Notes from the Director
Temporis filia veritas: Truth is the daughter of time
woman without her man is nothing
How did you read that sequence of words? What is the message?
Now, look for an opposite message.
BOOM.
Both are there. Both can be argued passionately. Both, I daresay, are true.
Is there a difference between how you first read it and how you’d publish it? How you punctuate that sequence of words, by habit or intention, reveals something about you (and maybe your community or culture). For now, anyway. It could change.
So, welcome to The Winter’s Tale.
I think this play takes a keen look at Dignity and Grace. By Grace, I mean allowing those miraculous gifts we can have available to us, even though we don’t deserve them — particularly the actual love of a partner, brother, friend, or child; kind, excellent advice; the trust of a king; the ability to lead or inspire; opportunity/wealth; approval. Being human, we become suspicious of those gifts, caveat emptor, and try to control them. Grace might require surrender of what we think of as our Dignity (but is usually Looking Good or Being Right). And in a state of grace, true dignity abounds.
Some things I’m interested in:
Ambiguity. Truth is in the eye of the beholder. Scatter a handful of humans around a series of events, and you will have a handful of slightly or significantly different witness accounts telling the Story of what happened. I feel like the play walks the narrow knife blade between intention and perception. In fact, someone could pick your pocket that way.
Power. Who are we around power? If it can corrupt, blind, and silence, it sure can’t do that on its own; humans have to agree to it, with specific action and inaction.

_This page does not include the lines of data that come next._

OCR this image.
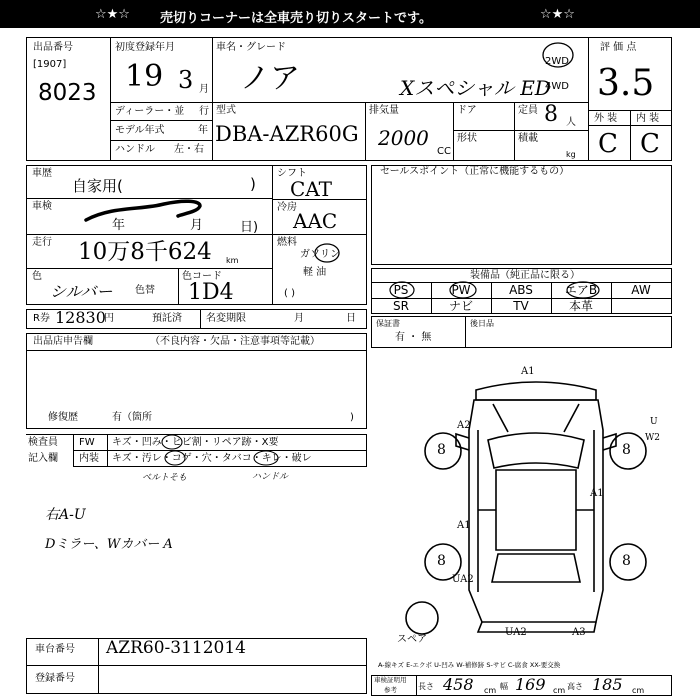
☆★☆ 売切りコーナーは全車売り切りスタートです。	☆★☆
出品番号
[1907]
8023
初度登録年月
19 3 月
車名・グレード
ノア	Xスペシャル ED
2WD
4WD
評 価 点
3.5
ディーラー・並 行
モデル年式	年
ハンドル 左・右
型式
DBA-AZR60G
排気量
2000
CC
ドア
形状
定員 8 人
積載
kg
外 装 内 装
C C
車歴
自家用(	)
車検
年	月	日)
走行 10万8千624 km
色
シルバー 色替
色コード
1D4
シフト
CAT
冷房
AAC
燃料
ガソリン
軽 油
( )
セールスポイント（正常に機能するもの）
装備品（純正品に限る）
PS	PW	ABS	エアB	AW
SR	ナビ	TV	本革
R券 12830
円	預託済 名変期限	月	日	保証書
有 ・ 無
後日品
出品店申告欄	（不良内容・欠品・注意事項等記載）
修復歴	有（箇所	)
検査員
記入欄
FW キズ・凹み・ヒビ割・リペア跡・X要
内装 キズ・汚レ・コゲ・穴・タバコ・キレ・破レ
ベルトそも	ハンドル
右A-U
Dミラー、Wカバー A
8	8
8	8
A1
A2	U
W2
A1
A1
UA2
UA2	A3
スペア
A-線キズ E-エクボ U-凹み W-補修跡 S-サビ C-腐食 XX-要交換
車台番号 AZR60-3112014
登録番号	車検証明用
参考	長さ 458 cm 幅 169 cm 高さ 185 cm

Nothing. Nothing = the absence of something. Nothing = possibility. Nothing = a creative space, from which tales get spun for good or ill, for comfort or warning, to justify or change. (Human) nature abhors a vacuum; we tend to fill it up.
Action. Going along with circumstances/being polite is as active a choice as rejecting circumstance and scrabbling forward law-be-damned. And we can love or loathe you, either way.
Rehearsal. For me, the artistic method is like the scientific method: have an idea (hypothesis), try it out fully (test it), see if it works (conclusions), repeat. So while I’ve had all kinds of notions in my head and heart for moments of this play for months before the first rehearsal, the performance you’re seeing, dear and vital audience, is what we’ve discovered, together.
You are the crucial, final ingredient, and we’ve been looking forward to your being here. A play without an audience is nothing.